Offering small pots of funding for coastal cities is no substitute for a long term growth strategy.
When it was announced that several seaside towns and cities – including Blackpool, Hastings and Scarborough – would share in £36 million of new funding under the Coastal Communities Fund, here at the Centre for Cities we fielded some calls from local journalists asking for our opinion on whether we thought it was money well spent. It was pleasing to hear that we weren’t the only ones who had greeted the announcement with some scepticism, and that local people too were questioning how funding for walking paths and light shows would help at a time where many seaside towns are struggling.
Given that a similar announcement was made by the previous Government before the last election, the concern is that we remain a long way from reaching a point where Whitehall truly understands that small pots of funding for essentially surface-level projects simply distract from the critical need for investments to be made in the long-term, fundamental drivers of economic growth.
There is no doubt that, for seaside communities, the announcement of additional money to improve their public realm and attractiveness could improve their capacity to attract tourists. But this is very different from making these towns appealing places to live, work and invest – primarily because this funding will do very little to improve residents’ prospects to find long-term, well-paying jobs, nor to encourage businesses to locate there. In this respect, the Coastal Communities Fund is symptomatic of the wider approach to economic development we have seen under successive Governments, which tends to preference smaller-scale pots of funding rather than pursuing a wider strategy for growth. The Regional Growth Fund is another good example of this.
The scale of the challenge in many coastal communities is large, and necessitates a comprehensive response. So while providing bikes for hire on Hastings’ seafront – a city that has the eighth-highest youth unemployment rate of all cities in the UK – may well be a nice thing to have, it will do very little to tackle its economic challenges. Nor will it keep the next generation of Hastings youth from straying elsewhere in search of work.

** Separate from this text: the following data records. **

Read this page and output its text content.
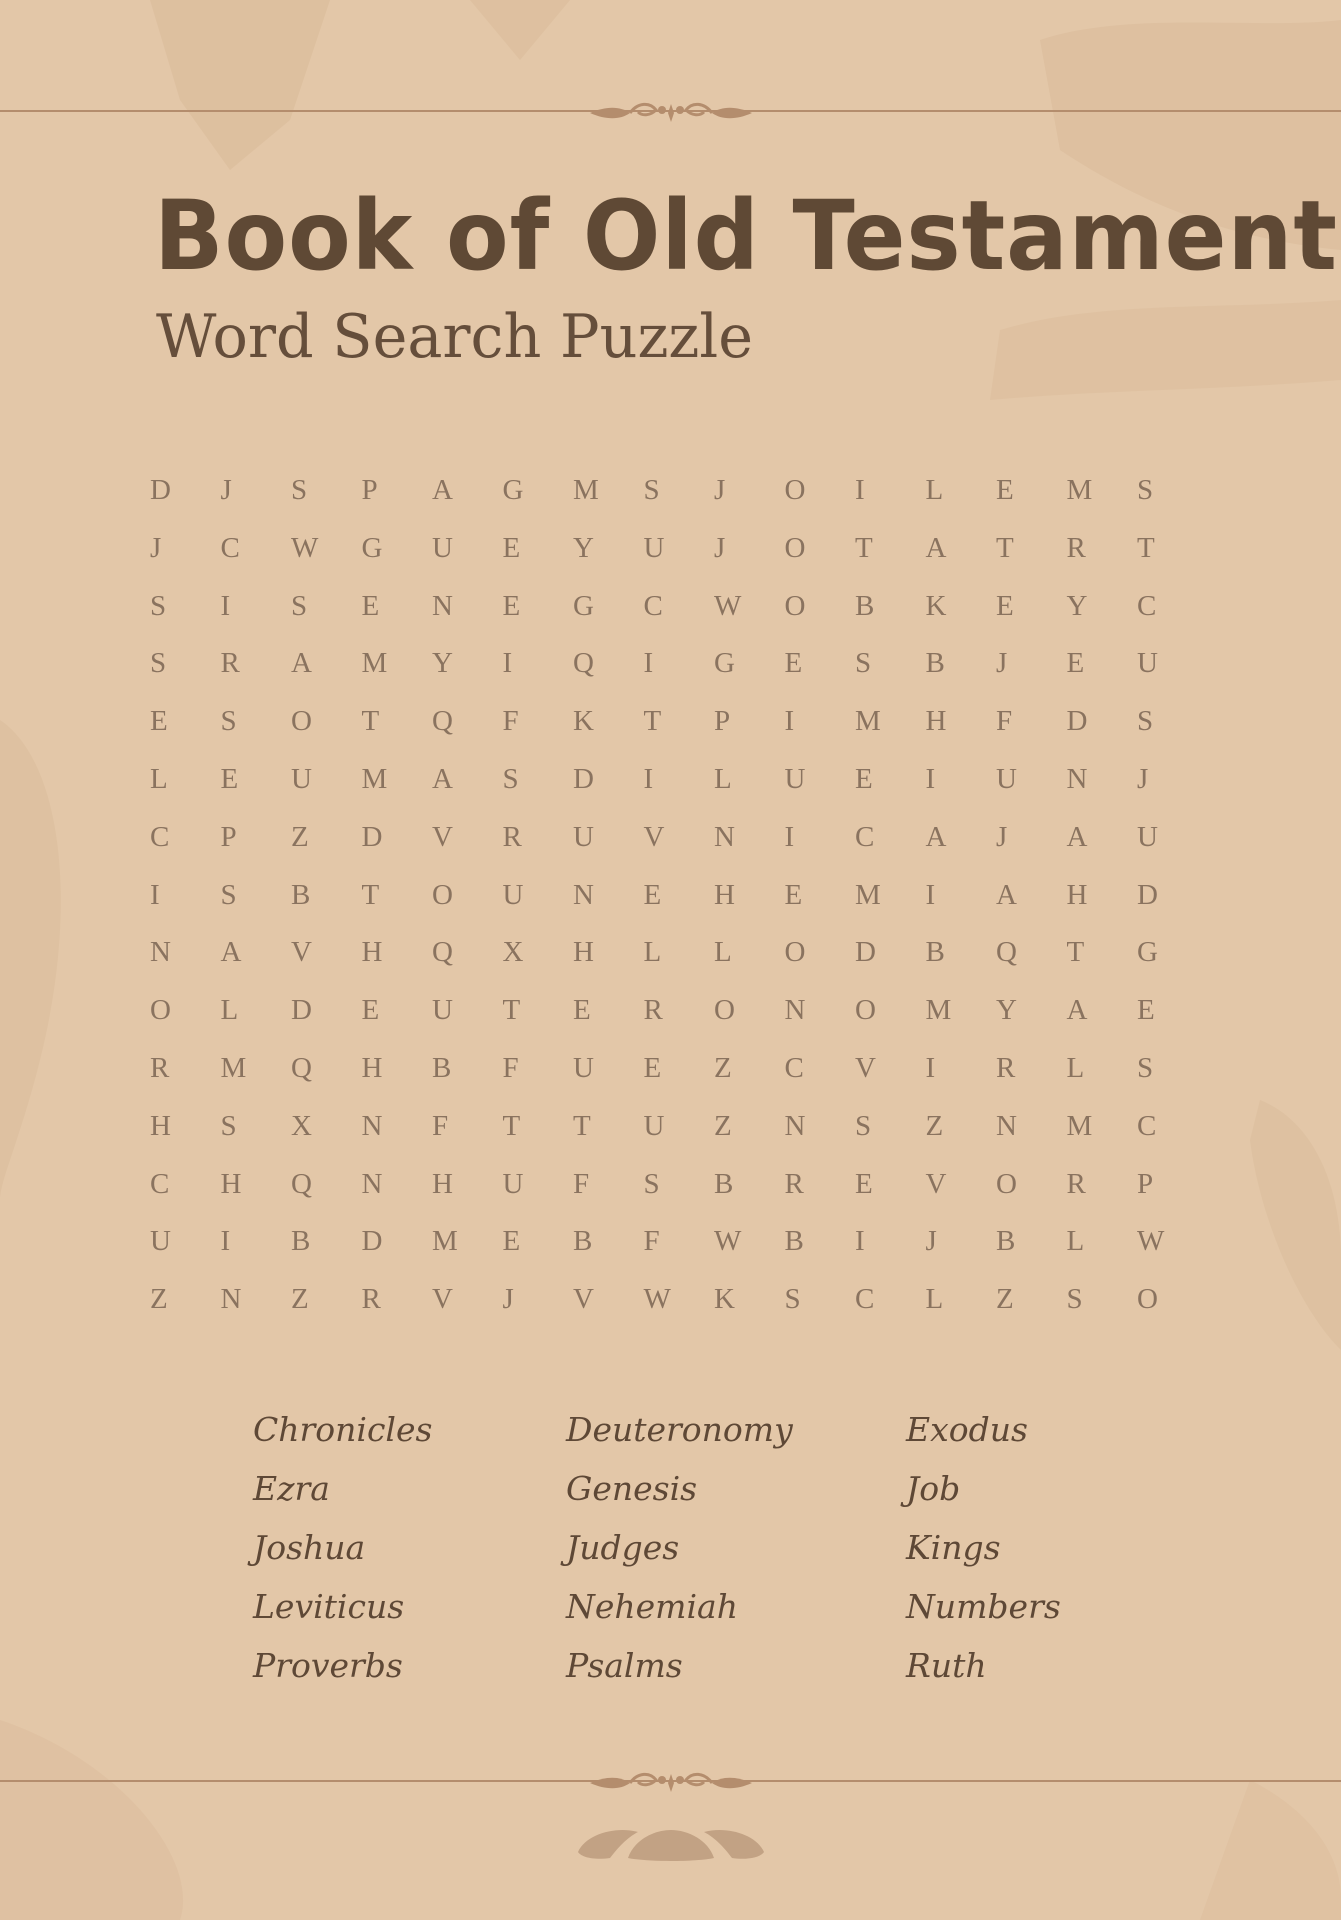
Book of Old Testament
Word Search Puzzle
D	J	S	P	A	G	M	S	J	O	I	L	E	M	S
J	C	W	G	U	E	Y	U	J	O	T	A	T	R	T
S	I	S	E	N	E	G	C	W	O	B	K	E	Y	C
S	R	A	M	Y	I	Q	I	G	E	S	B	J	E	U
E	S	O	T	Q	F	K	T	P	I	M	H	F	D	S
L	E	U	M	A	S	D	I	L	U	E	I	U	N	J
C	P	Z	D	V	R	U	V	N	I	C	A	J	A	U
I	S	B	T	O	U	N	E	H	E	M	I	A	H	D
N	A	V	H	Q	X	H	L	L	O	D	B	Q	T	G
O	L	D	E	U	T	E	R	O	N	O	M	Y	A	E
R	M	Q	H	B	F	U	E	Z	C	V	I	R	L	S
H	S	X	N	F	T	T	U	Z	N	S	Z	N	M	C
C	H	Q	N	H	U	F	S	B	R	E	V	O	R	P
U	I	B	D	M	E	B	F	W	B	I	J	B	L	W
Z	N	Z	R	V	J	V	W	K	S	C	L	Z	S	O
Chronicles	Deuteronomy	Exodus
Ezra	Genesis	Job
Joshua	Judges	Kings
Leviticus	Nehemiah	Numbers
Proverbs	Psalms	Ruth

If we are to help boost the economic performance of our less successful places, then this has to change. We need to build a culture within central government that encourages and enables local governments to move beyond chasing the latest pot of money on offer to them. And for their part, cities and towns need to start thinking harder about how the funding streams they do receive can fit together into a more comprehensive, long-term strategy to better tackle ongoing challenges and support local growth. Only then will we start to see the kind of prosperity, quality of life and optimism we all hope for, spread throughout a much larger number of communities.